Though he doesn't like to use it, the senator's full name is George F. Allen. He gets the middle initial from his grandfather, Felix Lumbrosso, a French-Italian who was incarcerated by the Nazis during World War II. Felix raised Allen's mother, Etty, in Tunisia, a French protectorate in North Africa. As a child, Allen's grandparents lived near the family home, and Etty spoke five languages around the house. Allen makes no secret of his heritage on the campaign trail. "I have my grandfather's bloodlines," he said at a recent swing through a suburb of Richmond. "My grandfather is French-Italian. I have about one-sixteenth Spanish in me."
In North Africa, the word "macaca," often spelled "macaco" or "macaque," is far more than a string of random syllables. According to the Oxford English Dictionary, the word dates back to the mid-1600s, as a Flemish approximation of the Bantu word for monkey in the Congo and southern Gabon. The word migrated north, taking on all the racist connotations that followed African colonization. By the early 1800s, Jacko Maccacco, a famous fighting monkey, could be found on display in Westminster Pit, a notorious London arena for dog fights. The word had entered the common vernacular, and it eventually became a racist shorthand for blacks.

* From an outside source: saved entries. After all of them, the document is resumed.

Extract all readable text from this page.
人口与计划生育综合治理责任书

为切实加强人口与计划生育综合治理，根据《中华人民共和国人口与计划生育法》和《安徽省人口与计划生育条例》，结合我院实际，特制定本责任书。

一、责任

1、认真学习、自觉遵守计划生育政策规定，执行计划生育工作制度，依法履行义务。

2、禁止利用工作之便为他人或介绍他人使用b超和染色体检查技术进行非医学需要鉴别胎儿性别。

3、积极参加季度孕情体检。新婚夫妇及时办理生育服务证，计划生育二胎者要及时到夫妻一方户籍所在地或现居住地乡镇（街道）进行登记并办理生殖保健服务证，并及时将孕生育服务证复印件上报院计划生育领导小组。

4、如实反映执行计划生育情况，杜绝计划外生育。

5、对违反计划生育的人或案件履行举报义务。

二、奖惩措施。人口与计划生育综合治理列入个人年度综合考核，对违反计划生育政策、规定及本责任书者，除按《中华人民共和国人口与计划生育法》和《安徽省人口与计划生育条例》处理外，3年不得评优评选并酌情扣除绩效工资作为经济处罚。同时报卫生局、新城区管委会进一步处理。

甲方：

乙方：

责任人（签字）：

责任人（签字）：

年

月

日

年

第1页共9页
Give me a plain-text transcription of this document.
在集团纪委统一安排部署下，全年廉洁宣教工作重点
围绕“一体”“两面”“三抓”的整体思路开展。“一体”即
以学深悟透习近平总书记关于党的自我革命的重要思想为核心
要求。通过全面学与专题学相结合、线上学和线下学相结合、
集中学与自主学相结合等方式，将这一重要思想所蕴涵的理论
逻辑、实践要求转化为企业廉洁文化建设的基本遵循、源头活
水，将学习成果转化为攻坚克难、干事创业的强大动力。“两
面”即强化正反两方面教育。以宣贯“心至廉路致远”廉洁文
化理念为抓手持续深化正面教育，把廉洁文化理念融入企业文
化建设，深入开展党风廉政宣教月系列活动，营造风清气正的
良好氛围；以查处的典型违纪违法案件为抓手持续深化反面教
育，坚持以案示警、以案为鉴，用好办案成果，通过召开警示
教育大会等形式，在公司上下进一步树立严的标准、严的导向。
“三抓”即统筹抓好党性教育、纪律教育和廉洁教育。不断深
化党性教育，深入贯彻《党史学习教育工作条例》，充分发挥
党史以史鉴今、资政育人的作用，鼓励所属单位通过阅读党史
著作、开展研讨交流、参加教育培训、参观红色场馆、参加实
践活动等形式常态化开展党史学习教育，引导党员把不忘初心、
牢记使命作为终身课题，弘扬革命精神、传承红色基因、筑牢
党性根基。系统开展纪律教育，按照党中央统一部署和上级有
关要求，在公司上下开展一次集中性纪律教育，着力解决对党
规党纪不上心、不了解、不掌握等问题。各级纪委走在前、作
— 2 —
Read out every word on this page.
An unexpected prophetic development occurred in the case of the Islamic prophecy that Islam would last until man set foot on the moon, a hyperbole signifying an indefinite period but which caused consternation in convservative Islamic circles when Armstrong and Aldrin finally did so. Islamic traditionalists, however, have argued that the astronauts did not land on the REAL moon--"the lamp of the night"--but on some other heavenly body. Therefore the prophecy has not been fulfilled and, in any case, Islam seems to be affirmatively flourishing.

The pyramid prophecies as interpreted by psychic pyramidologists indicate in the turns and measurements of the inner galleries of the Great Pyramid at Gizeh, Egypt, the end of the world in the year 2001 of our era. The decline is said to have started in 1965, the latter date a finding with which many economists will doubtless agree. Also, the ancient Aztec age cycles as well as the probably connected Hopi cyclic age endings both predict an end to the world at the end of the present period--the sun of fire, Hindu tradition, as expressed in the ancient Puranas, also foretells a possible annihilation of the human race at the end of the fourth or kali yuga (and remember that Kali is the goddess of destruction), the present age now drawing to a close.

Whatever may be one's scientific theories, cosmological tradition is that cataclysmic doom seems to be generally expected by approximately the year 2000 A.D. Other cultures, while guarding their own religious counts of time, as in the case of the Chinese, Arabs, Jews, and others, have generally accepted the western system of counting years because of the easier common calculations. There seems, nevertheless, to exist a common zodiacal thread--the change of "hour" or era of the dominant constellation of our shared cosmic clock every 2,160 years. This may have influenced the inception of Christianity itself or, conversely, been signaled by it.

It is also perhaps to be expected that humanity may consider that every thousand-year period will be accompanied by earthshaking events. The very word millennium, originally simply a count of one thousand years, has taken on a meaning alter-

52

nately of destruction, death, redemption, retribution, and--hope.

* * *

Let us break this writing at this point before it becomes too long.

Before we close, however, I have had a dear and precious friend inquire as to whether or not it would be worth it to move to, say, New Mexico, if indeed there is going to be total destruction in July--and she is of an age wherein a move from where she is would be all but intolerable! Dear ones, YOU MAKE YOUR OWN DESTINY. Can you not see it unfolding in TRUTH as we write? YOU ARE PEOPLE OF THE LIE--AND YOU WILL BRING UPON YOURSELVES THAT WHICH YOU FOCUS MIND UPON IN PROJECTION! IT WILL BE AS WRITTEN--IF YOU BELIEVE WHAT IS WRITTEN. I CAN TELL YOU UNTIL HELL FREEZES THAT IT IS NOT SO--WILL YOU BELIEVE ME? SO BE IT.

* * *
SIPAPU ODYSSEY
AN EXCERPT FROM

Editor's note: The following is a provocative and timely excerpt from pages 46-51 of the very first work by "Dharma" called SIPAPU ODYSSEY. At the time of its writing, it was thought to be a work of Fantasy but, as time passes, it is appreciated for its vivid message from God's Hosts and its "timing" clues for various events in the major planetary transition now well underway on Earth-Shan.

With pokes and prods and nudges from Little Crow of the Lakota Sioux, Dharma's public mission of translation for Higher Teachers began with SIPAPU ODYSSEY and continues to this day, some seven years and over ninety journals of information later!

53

Today, the word is used mainly by two groups of people: scientists studying African and Asian primates, and bullies looking to insult others for the color of their skin. An online dictionary of ethnic slurs lists "macaque" as a French and Belgian word for black North Africans. In the Oxford Spanish Dictionary, "macaco" and "macaca" carry the colloquial meaning of "little devil," "Chinaman" and "ugly person." Anthropologists who study Brazilian street slang have noted that the police will call the local kids "macaco," or monkey, in reference to their African heritage.